Sharing Data with Differential Privacy: A Primer

This article is the first in a four-part series on Differential Privacy by GovTech’s Data Privacy Protection Capability Centre (DPPCC). Click here to check out the other articles in this series.

“Human intuition about what is private is not especially good. Computers are getting more and more sophisticated at pulling individual data out of things that a naive person might think are harmless.”

Frank McSherry, Co-inventor of differential privacy, Co-founder and Chief Scientist, Materialize, Inc.

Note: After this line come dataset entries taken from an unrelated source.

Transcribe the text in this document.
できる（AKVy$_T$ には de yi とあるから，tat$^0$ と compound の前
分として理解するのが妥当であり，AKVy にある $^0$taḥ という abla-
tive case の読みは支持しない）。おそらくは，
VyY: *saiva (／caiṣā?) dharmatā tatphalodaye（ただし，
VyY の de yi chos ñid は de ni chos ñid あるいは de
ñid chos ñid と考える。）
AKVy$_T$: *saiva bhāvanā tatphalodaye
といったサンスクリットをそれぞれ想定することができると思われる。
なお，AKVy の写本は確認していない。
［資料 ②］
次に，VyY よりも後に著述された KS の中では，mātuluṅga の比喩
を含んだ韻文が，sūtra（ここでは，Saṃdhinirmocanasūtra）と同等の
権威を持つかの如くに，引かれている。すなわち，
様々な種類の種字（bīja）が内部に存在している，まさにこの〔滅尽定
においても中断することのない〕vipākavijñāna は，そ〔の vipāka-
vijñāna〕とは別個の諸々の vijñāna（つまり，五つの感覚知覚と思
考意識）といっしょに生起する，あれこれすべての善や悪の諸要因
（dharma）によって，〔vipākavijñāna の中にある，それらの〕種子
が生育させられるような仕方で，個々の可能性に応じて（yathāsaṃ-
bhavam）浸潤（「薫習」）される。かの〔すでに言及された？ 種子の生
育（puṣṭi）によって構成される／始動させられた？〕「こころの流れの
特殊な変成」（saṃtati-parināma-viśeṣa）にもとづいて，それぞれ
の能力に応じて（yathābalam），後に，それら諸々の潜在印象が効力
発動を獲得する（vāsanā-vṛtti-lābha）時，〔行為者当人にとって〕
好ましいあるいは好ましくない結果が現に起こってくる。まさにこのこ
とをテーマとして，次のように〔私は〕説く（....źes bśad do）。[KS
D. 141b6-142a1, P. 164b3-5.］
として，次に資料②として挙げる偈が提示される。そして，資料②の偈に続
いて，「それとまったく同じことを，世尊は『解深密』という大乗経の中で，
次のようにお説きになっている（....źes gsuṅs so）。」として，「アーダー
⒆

Collecting and disseminating personal data by various institutions, governments, and organisations have become ubiquitous today, posing significant privacy concerns, especially for vulnerable communities. The traditional anonymisation techniques — ad-hoc methods including statistical disclosure limitation (e.g., generalisation, suppression, and k-anonymity) and releasing aggregates (e.g., count, mean) — have limitations and are not universally applicable for data protection. These data privacy techniques provide guarantees in only a heuristical or empirical sense and require careful analysis of the adversary’s computational power, auxiliary information, and current threats. Moreover, releasing multiple aggregates increases the risk of reconstructing the original data and requires assessing the accumulated risk with each aggregate release. These limitations have led to real-world privacy debacles and increased privacy risks.

Introducing Differential Privacy

Datasets sharing with differential privacy.

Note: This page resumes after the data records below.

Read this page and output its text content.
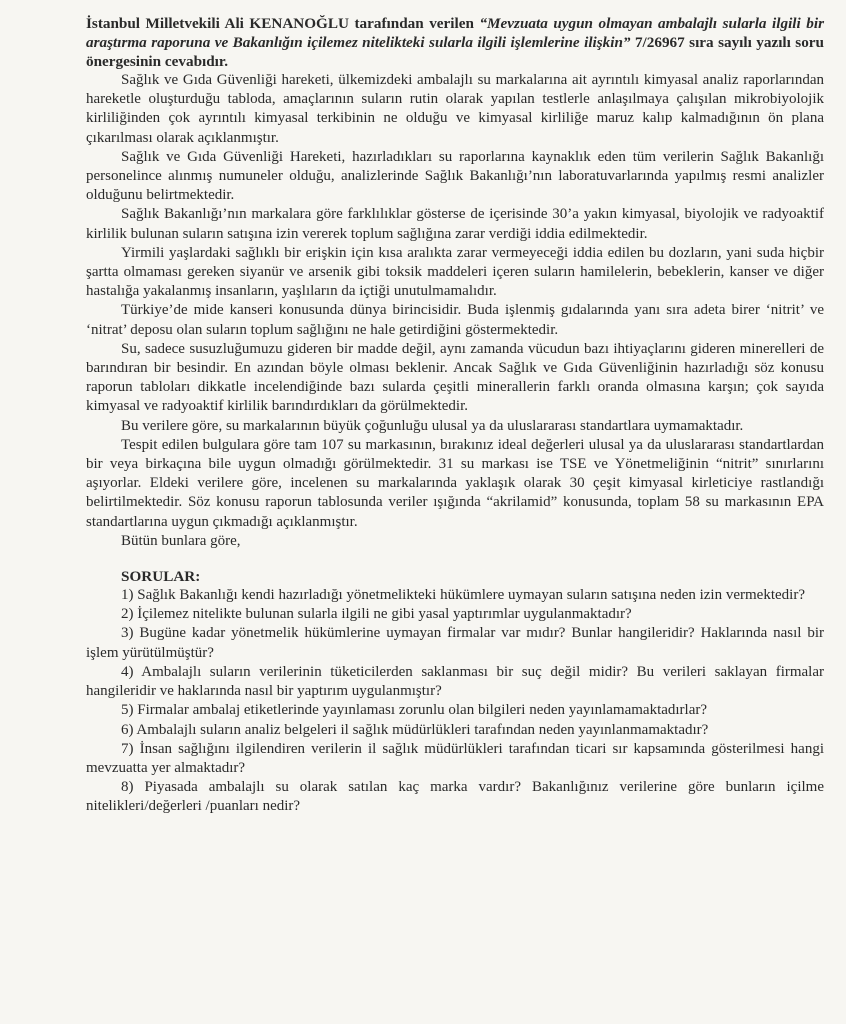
İstanbul Milletvekili Ali KENANOĞLU tarafından verilen “Mevzuata uygun olmayan ambalajlı sularla ilgili bir araştırma raporuna ve Bakanlığın içilemez nitelikteki sularla ilgili işlemlerine ilişkin” 7/26967 sıra sayılı yazılı soru önergesinin cevabıdır.

Sağlık ve Gıda Güvenliği hareketi, ülkemizdeki ambalajlı su markalarına ait ayrıntılı kimyasal analiz raporlarından hareketle oluşturduğu tabloda, amaçlarının suların rutin olarak yapılan testlerle anlaşılmaya çalışılan mikrobiyolojik kirliliğinden çok ayrıntılı kimyasal terkibinin ne olduğu ve kimyasal kirliliğe maruz kalıp kalmadığının ön plana çıkarılması olarak açıklanmıştır.

Sağlık ve Gıda Güvenliği Hareketi, hazırladıkları su raporlarına kaynaklık eden tüm verilerin Sağlık Bakanlığı personelince alınmış numuneler olduğu, analizlerinde Sağlık Bakanlığı’nın laboratuvarlarında yapılmış resmi analizler olduğunu belirtmektedir.

Sağlık Bakanlığı’nın markalara göre farklılıklar gösterse de içerisinde 30’a yakın kimyasal, biyolojik ve radyoaktif kirlilik bulunan suların satışına izin vererek toplum sağlığına zarar verdiği iddia edilmektedir.

Yirmili yaşlardaki sağlıklı bir erişkin için kısa aralıkta zarar vermeyeceği iddia edilen bu dozların, yani suda hiçbir şartta olmaması gereken siyanür ve arsenik gibi toksik maddeleri içeren suların hamilelerin, bebeklerin, kanser ve diğer hastalığa yakalanmış insanların, yaşlıların da içtiği unutulmamalıdır.

Türkiye’de mide kanseri konusunda dünya birincisidir. Buda işlenmiş gıdalarında yanı sıra adeta birer ‘nitrit’ ve ‘nitrat’ deposu olan suların toplum sağlığını ne hale getirdiğini göstermektedir.

Su, sadece susuzluğumuzu gideren bir madde değil, aynı zamanda vücudun bazı ihtiyaçlarını gideren minerelleri de barındıran bir besindir. En azından böyle olması beklenir. Ancak Sağlık ve Gıda Güvenliğinin hazırladığı söz konusu raporun tabloları dikkatle incelendiğinde bazı sularda çeşitli minerallerin farklı oranda olmasına karşın; çok sayıda kimyasal ve radyoaktif kirlilik barındırdıkları da görülmektedir.

Bu verilere göre, su markalarının büyük çoğunluğu ulusal ya da uluslararası standartlara uymamaktadır.

Tespit edilen bulgulara göre tam 107 su markasının, bırakınız ideal değerleri ulusal ya da uluslararası standartlardan bir veya birkaçına bile uygun olmadığı görülmektedir. 31 su markası ise TSE ve Yönetmeliğinin “nitrit” sınırlarını aşıyorlar. Eldeki verilere göre, incelenen su markalarında yaklaşık olarak 30 çeşit kimyasal kirleticiye rastlandığı belirtilmektedir. Söz konusu raporun tablosunda veriler ışığında “akrilamid” konusunda, toplam 58 su markasının EPA standartlarına uygun çıkmadığı açıklanmıştır.

Bütün bunlara göre,

SORULAR:

1) Sağlık Bakanlığı kendi hazırladığı yönetmelikteki hükümlere uymayan suların satışına neden izin vermektedir?

2) İçilemez nitelikte bulunan sularla ilgili ne gibi yasal yaptırımlar uygulanmaktadır?

3) Bugüne kadar yönetmelik hükümlerine uymayan firmalar var mıdır? Bunlar hangileridir? Haklarında nasıl bir işlem yürütülmüştür?

4) Ambalajlı suların verilerinin tüketicilerden saklanması bir suç değil midir? Bu verileri saklayan firmalar hangileridir ve haklarında nasıl bir yaptırım uygulanmıştır?

5) Firmalar ambalaj etiketlerinde yayınlaması zorunlu olan bilgileri neden yayınlamamaktadırlar?

6) Ambalajlı suların analiz belgeleri il sağlık müdürlükleri tarafından neden yayınlanmamaktadır?

7) İnsan sağlığını ilgilendiren verilerin il sağlık müdürlükleri tarafından ticari sır kapsamında gösterilmesi hangi mevzuatta yer almaktadır?

8) Piyasada ambalajlı su olarak satılan kaç marka vardır? Bakanlığınız verilerine göre bunların içilme nitelikleri/değerleri /puanları nedir?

The need for stronger privacy protection measures has resulted in increased support and adoption of differential privacy by government institutions and commercial enterprises for datasets releases that could otherwise not be shared:

  • It provides a quantifiable, provable guarantee about the worst-case privacy risk.
  • Its privacy guarantee requires no assumption about auxiliary information: an attacker with detailed information or access to future datasets releases can still not get an advantage.
  • Its privacy guarantee requires no assumption about the threat from an adversary’s computational power (even if unlimited) and can prevent any arbitrary threat.
  • It allows quantifying the accumulated privacy risk of releasing multiple statistics about individuals.

The National Institute of Standards and Technology (NIST) recently added differential privacy in their proposed data anonymisation approaches to government data sharing.

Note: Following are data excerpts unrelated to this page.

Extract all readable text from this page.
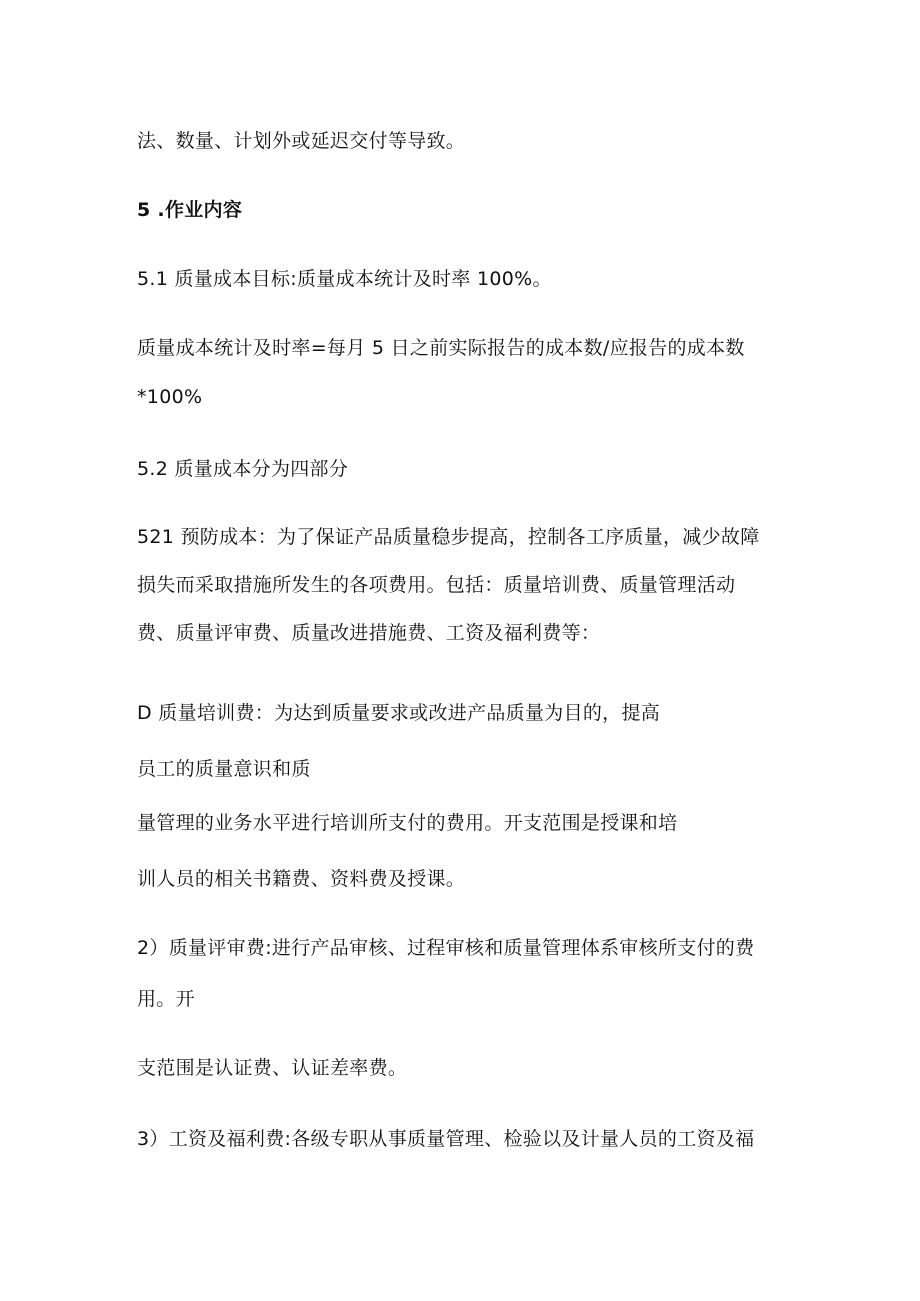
法、数量、计划外或延迟交付等导致。

5 .作业内容

5.1 质量成本目标:质量成本统计及时率 100%。

质量成本统计及时率=每月 5 日之前实际报告的成本数/应报告的成本数

*100%

5.2 质量成本分为四部分

521 预防成本：为了保证产品质量稳步提高，控制各工序质量，减少故障

损失而采取措施所发生的各项费用。包括：质量培训费、质量管理活动

费、质量评审费、质量改进措施费、工资及福利费等：

D 质量培训费：为达到质量要求或改进产品质量为目的，提高

员工的质量意识和质

量管理的业务水平进行培训所支付的费用。开支范围是授课和培

训人员的相关书籍费、资料费及授课。

2）质量评审费:进行产品审核、过程审核和质量管理体系审核所支付的费

用。开

支范围是认证费、认证差率费。

3）工资及福利费:各级专职从事质量管理、检验以及计量人员的工资及福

What is Differential Privacy?

Differential privacy is a new notion of privacy that enables the release of data or results from data analysis with a mathematical guarantee of privacy. It focuses on data-releasing algorithms (such as computing the mean, sum, count, etc. of a dataset) that take in analytical queries and produce outputs that have been altered in a controlled, random manner. These algorithms are considered differentially private if, based on the outputs, it is difficult to determine whether any individual’s information was included in the original data. This is accomplished by guaranteeing that a differentially private algorithm’s behaviour hardly changes whether or not a single individual is a part of the data.

Differential privacy adds a calculated amount of noise to hide each individual’s contribution to data.

To get this similarity, differential privacy adds a calculated amount of randomness or noise to the analytical queries. The magnitude of noise to add, which determines the degree of privacy, depends on the type of analysis. It must be sufficient to hide the largest contribution that can be made to the output by one individual.

Global vs Local differential privacy differs with respect to the trust in the data curator.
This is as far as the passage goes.